Fixing security vulnerabilities is also often still a manual — and very slow — process. NetBrain automates this process quickly and reliably. The required changes can be implemented in an ITIL-compliant manner with an additional change-management module.
Implementing guidelines and defined security precautions can be a challenge.
Most companies make continuous changes to their networks but often do not document these changes sufficiently or do not observe the security guidelines in the process – and they diverge further and further from the statutory standards.
IT staff can prevent this by using executable runbooks from NetBrain to implement recurring tasks and rules and running these repeatedly at defined times.
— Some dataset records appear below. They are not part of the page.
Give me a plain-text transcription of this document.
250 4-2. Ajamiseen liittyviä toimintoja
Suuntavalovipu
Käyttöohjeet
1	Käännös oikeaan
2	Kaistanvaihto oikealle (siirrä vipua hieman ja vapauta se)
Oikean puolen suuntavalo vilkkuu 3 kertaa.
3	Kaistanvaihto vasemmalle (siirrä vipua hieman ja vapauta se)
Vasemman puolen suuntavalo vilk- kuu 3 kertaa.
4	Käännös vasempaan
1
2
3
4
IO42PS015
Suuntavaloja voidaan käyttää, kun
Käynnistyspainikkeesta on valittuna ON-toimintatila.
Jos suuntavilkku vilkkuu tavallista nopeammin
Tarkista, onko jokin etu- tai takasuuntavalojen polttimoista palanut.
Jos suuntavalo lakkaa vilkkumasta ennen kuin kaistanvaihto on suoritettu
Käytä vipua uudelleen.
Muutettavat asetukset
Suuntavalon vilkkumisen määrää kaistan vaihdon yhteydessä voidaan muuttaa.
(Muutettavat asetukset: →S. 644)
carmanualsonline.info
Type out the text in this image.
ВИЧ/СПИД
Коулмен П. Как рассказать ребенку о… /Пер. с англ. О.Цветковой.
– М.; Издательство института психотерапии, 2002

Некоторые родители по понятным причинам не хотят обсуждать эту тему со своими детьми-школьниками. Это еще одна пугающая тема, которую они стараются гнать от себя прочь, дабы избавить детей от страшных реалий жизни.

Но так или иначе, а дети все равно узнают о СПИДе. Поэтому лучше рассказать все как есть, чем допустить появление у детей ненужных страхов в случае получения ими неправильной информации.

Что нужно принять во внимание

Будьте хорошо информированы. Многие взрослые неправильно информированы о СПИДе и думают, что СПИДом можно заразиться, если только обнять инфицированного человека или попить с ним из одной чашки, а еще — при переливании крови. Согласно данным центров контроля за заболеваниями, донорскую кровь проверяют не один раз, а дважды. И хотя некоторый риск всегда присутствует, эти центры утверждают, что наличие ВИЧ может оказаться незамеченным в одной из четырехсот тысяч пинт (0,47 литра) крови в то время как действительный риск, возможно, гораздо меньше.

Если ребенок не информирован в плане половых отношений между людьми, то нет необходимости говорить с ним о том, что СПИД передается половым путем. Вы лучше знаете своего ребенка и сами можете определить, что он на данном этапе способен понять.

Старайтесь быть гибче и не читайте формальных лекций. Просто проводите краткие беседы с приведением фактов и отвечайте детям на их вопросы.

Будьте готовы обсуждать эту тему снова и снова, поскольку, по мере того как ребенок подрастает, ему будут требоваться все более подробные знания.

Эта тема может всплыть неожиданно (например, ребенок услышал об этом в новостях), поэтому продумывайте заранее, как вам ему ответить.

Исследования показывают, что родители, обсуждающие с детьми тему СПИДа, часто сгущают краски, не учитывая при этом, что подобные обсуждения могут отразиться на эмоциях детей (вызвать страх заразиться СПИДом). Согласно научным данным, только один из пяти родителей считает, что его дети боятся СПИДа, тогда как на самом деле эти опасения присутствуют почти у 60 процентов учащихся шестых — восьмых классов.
These runbooks may also contain design guides and best practices in order to be able to carry through established procedures for a secure IT infrastructure.
For example, after a change in the network infrastructure, the administrators can execute a runbook to evaluate vulnerabilities to ensure that these correspond to the pre-defined security standards.
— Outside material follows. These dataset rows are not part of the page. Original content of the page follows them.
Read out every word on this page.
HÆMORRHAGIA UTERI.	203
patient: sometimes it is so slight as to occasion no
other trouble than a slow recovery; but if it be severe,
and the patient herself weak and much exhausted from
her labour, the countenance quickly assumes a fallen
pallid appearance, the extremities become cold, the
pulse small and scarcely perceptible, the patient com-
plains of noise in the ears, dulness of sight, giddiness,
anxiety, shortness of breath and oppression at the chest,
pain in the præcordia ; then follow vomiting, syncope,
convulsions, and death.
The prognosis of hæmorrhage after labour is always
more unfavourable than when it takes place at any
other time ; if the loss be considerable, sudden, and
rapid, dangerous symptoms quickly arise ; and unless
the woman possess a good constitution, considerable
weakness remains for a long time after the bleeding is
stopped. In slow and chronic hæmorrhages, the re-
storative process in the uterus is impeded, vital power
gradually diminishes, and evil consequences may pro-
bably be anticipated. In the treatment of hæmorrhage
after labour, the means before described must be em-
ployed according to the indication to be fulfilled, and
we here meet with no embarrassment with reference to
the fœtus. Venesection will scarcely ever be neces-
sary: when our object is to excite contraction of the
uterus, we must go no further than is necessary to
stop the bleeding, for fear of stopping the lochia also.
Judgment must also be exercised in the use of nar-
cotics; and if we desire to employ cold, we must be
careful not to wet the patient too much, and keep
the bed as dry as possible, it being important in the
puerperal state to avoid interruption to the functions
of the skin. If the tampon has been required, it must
In order for companies to be able to prove at any time that their infrastructure is secure and their data management practices comply with GDPR, they must use tools that require the least possible amount of manual operations and instead provide the desired information and documentation at the touch of a button.
Increasing the degree of automation for network analyses, data visualizations, diagnoses, and audit documentation will ensure that the results are more efficient, accurate, and consistent.
Modern IT infrastructures are no longer static — they often change continuously. This also applies to the threat situation.
In order to be able to ensure sustained compliance and guarantee IT security, companies must view compliance with standards as an ongoing process and not a one-time procedure. The cooperation of various teams (security, network, organization, etc.) is also necessary for these processes to run smoothly.
With NetBrain, these teams can collaborate on the same network plan during triage and forensics to prevent attacks. This ensures that the procedures for compliance with GDPR statutory standards are implemented consistently and that all IT teams follow the defined security practices in unison, even if they are distributed over various locations.